Разговоры о политике и об экономике особенно злили и распаляли Сомова. Он-то знал, кому и сколько дать «на лапу», какой процент «отката» определить, чтобы всем заинтересованным сторонам было хорошо, какой товар как скупить и кому втюхать. Уж он-то знал, что если бы все вокруг были честные и принципиальные, то, скорее всего, он бы остался без работы. То, чем он занимался, Сомов называл «работой», хотя в хвалимые им советские времена его наверняка посадили бы за спекуляцию или мошенничество. «А что, вот все говорят – коррупция, коррупция… Да если бы не было этой самой коррупции, у нас всё встало бы! Всё бы парализовало! Коррупция – это смазочный механизм всех отношений! И вообще – нашей жизни!», – любил повторять Сомов. Уж очень эта самооправдательная мысль ему нравилась, а приятель Короедов ему одобрительно поддакивал.

Сомов имел обыкновение неизменно отовариваться в дорогих магазинах фирменной одежды. И вообще он был неравнодушен к известным брендам, испытывал к ним уважение и даже в некотором роде преклонялся перед ними. Уж если смартфон – то самый-пресамый. А вот на автомобиль, самый «топовый», денег, конечно, не хватало даже при его доходах, и это раздражало. Сомову казалось, что чем вещь дороже, тем она лучше, качественнее, и отступление от этого правила недопустимо. Его любовь к себе сквозила во всём и часто трансформировалась в презрение к большей части этого мира. Может, из-за этого его жена давно ушла, и это Сомова более чем устраивало. Он не любил быть должным. Что до Короедова, то Николай нашёл в нём слушателя.

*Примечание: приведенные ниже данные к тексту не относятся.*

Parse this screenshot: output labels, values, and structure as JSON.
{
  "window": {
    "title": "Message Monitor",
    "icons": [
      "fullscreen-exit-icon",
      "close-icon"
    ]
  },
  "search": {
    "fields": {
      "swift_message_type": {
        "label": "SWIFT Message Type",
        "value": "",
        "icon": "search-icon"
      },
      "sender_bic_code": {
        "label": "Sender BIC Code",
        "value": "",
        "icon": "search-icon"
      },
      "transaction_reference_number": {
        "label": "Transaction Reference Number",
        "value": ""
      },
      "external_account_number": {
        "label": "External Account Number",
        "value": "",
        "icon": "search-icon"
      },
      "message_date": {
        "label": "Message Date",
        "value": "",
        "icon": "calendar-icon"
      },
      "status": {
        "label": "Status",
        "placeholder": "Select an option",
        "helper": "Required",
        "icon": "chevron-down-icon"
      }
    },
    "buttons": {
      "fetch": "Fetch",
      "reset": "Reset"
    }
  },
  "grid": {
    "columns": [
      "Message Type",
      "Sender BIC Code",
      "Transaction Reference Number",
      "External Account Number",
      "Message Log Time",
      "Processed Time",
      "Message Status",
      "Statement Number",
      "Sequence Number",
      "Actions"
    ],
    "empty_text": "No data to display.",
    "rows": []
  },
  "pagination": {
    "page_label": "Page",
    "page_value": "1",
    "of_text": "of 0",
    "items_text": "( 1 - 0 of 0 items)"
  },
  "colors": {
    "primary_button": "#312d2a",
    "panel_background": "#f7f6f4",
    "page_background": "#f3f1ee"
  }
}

– Ну что, поглядим на наших балбесов, – сказал Сомов и включил телевизор. Играли сборные России и Андорры. Происходящее на футбольном поле придавало ворчанию приятелей особую энергию. Шла десятая минута первого тайма, а наши действительно теряли мяч в простых ситуациях, постоянно отпинывали его назад защитникам и вратарю. Скучно было даже комментатору. Особенно раздражала реклама, которая хоть на несколько мгновений, но прерывала игру.

– Я хренею, – бурчал Сомов, разливая по третьей, – получают такие бабосы, а мячик до ворот докатить не могут! На «Ягуарах» и «Порше» на тренировки ездят. А у нас в городе люди едва на лекарства зарабатывают. За квартиру заплати, за жрачку заплати, то да сё. Как жить? А эти за миллионы долларов по мячу, б.., попасть не могут!

И Николай назвал вполне конкретно то место, из которого у наших «футболёров» растут ноги.

– И заметь, – вторил приятелю Короедов, – в Андорре – ни одного профессионального футболиста. Бегают по полю почтальоны, пожарные…

Тем временем то ли почтальон, то ли пожарный поразил российские ворота: мяч, пометавшись в штрафной, отскочил в сетку от нашего же игрока. Страшное трехэтажное двухголосое ругательство сотрясло комнату.

– А знаешь, почему?! Потому что у нас всё так…

Эти слова прозвучали как тост. Содержимое рюмок резко переместилось во внутренние миры приятелей, сделав их ещё теплее и безысходнее.

– И заметь: страна ничего не производит, – Семён смачно заменил «ничего» на более эмоциональный и гораздо менее литературный синоним. – Нефть с газом качаем – бабло оседает в швейцариях, а нам, лошарам, говорят: извините, поджимайте хвосты, затягивайте пояса, держитесь, кризис пришёл…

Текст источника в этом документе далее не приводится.